Secondo il governo, la legge Franceschini, che ha istituito il “Fondo Cinema e Audiovisivo”, ha mostrato vari processi patologici se non veri e propri abusi. La dotazione è passata da 400 milioni nel 2017 a 750 milioni di euro, record del 2022. Ma dei 1.354 film che hanno richiesto il “Tax Credit” ben 598 pellicole, pari al 44 per cento non sono mai state distribuite al pubblico. Il rischio di creare un sistema autoreferenziale fuori da ogni logica di mercato esiste. Le 17 associazioni che hanno lanciato il movimento “Sos cinema” (autori, registi, attori, ma soprattutto tecnici e lavoratori, dai 100 autori a Unita, da Air3 all’Apai, passando per il comitato #Siamoaititolidicoda) se la prendono con il sistema distributivo e chiedono che il governo intervenga a valle, non a monte. Tuttavia è chiaro che, con un bilancio dello stato in sofferenza, una procedura d’infrazione aperta dalla Ue per eccesso di deficit, una crescita che rischia di fermarsi, non bisogna essere Milei per intervenire.

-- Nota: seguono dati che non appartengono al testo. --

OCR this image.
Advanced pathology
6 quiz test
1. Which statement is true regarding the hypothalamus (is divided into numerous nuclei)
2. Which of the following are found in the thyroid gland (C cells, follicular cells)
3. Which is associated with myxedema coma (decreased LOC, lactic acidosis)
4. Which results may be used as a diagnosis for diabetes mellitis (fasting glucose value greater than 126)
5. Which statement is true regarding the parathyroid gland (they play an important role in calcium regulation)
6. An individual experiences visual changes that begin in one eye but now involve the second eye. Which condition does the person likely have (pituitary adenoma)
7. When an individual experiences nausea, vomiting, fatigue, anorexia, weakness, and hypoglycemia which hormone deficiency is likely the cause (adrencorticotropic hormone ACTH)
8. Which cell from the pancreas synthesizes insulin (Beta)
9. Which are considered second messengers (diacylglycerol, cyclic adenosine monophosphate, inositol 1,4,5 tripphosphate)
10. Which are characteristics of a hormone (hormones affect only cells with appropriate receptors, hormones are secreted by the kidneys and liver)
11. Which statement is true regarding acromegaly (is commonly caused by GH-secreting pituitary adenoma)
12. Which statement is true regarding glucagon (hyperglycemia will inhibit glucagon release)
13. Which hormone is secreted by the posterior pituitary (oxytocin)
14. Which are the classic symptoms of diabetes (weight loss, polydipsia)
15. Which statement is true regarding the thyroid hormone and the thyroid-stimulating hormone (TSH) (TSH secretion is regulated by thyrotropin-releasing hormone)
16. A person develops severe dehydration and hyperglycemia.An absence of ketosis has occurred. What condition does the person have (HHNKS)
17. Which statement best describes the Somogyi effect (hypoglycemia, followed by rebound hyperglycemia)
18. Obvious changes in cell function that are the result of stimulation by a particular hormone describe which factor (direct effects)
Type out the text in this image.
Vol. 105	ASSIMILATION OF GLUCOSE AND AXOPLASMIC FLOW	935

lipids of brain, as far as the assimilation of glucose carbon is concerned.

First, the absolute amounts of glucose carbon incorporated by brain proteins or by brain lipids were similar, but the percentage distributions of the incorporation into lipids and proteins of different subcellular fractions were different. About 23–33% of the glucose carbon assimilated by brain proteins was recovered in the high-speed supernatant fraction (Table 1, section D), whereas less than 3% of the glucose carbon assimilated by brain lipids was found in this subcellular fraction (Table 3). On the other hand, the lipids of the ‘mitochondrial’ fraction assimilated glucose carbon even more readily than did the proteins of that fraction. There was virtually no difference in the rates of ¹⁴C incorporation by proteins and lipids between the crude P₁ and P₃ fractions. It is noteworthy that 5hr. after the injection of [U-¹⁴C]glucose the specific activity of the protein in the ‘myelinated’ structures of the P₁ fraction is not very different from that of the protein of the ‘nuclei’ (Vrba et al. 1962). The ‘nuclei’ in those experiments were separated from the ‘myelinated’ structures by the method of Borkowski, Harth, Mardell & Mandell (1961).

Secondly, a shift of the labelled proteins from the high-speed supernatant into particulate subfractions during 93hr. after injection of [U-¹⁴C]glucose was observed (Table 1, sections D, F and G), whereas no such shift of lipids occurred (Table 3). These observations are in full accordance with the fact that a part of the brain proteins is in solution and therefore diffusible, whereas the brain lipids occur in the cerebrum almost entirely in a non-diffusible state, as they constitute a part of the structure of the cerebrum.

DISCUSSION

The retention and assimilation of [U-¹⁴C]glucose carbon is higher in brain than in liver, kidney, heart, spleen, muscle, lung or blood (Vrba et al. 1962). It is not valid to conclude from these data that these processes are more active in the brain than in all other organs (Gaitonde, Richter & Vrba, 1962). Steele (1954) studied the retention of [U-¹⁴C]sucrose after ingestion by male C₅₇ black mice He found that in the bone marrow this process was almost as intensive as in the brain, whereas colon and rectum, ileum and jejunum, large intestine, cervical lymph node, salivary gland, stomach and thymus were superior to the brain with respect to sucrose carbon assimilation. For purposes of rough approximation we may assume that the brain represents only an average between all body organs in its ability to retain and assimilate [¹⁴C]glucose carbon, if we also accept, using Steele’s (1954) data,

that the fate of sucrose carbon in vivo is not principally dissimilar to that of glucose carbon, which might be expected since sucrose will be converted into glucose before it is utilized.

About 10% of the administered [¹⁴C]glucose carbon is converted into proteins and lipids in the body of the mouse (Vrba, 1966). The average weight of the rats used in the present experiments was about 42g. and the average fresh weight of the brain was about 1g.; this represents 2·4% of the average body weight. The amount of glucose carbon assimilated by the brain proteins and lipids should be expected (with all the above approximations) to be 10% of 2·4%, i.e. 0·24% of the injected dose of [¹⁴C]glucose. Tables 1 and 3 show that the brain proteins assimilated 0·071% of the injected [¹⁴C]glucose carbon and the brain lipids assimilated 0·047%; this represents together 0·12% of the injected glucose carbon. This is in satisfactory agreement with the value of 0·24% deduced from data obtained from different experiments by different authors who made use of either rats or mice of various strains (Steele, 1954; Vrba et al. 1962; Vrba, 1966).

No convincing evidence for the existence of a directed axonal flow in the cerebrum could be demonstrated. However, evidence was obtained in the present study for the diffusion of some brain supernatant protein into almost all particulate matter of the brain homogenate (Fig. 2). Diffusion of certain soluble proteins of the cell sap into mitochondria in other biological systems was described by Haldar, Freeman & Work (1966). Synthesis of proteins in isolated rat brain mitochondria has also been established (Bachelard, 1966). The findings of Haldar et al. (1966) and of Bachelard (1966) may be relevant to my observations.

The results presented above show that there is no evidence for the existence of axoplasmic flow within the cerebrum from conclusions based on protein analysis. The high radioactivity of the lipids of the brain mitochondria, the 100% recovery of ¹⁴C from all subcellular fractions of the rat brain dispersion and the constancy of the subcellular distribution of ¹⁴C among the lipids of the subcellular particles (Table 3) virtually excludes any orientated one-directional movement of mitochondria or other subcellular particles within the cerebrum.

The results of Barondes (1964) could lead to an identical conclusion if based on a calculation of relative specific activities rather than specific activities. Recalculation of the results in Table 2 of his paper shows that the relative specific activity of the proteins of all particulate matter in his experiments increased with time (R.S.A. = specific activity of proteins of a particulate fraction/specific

In ogni caso Giorgetti, il più allarmato dei ministri, non ha imbracciato la motosega. Nanni Moretti da Venezia aveva invitato alla protesta. Giuseppe Tornatore in una intervista alla Stampa sostiene che “è tutto fermo perché la legge del tax credit è stata rimessa in discussione dal governo, si promette una riforma che non si sa bene quanto possa correggere i difetti della vecchia legge, quindi il boom delle produzioni straniere si è di colpo azzerato e le nostre produzioni faticano a ripartire”.
Secondo alcune stime, il fatturato di Cinecittà quest’anno scenderà dai 47 milioni del 2023 a 15-16 milioni di euro. Ma anziché ammettere l’errore, il governo ricorre a una serie di alibi per gettare la colpa sulla precedente gestione, quella di Nicola Maccanico che si è dimesso nel giugno scorso. Nei suoi tre anni al timone, i ricavi sono stati superiori a 115 milioni di euro con 4,1 milioni di utili. Invece, secondo una verifica della quale il governo ha incaricato Price Waterhouse Cooper ci sarebbe un buco di 6,7 milioni di euro pari a un terzo del capitale. Come mai allora i bilanci sono stati certificati da Ernst&Young? Il mistero s’annida nella “diversa quantificazione a budget dei ricavi”. Spiegano gli esperti: la Mexico City di Guadagnino, la Milano anni Venti di Mussolini o l’antica Roma ricostruita restano come patrimonio che Cinecittà può sfruttare ancora, in quale voce del bilancio vanno calcolati, i costi, il capitale o che altro? Si racconta che Enrico Cuccia, il quale non si fidava, volesse leggere dei bilanci solo il risultato finale. In attesa che la querelle si risolva, il buco vero o presunto serve per chiedere un contributo di 35 milioni di euro al Tesoro che invece stringe la borsa. Sangiuliano ha lasciato a Giuli una brutta gatta e il tetto di Cinecittà ormai scotta (la metafora filmica questa volta ci sta).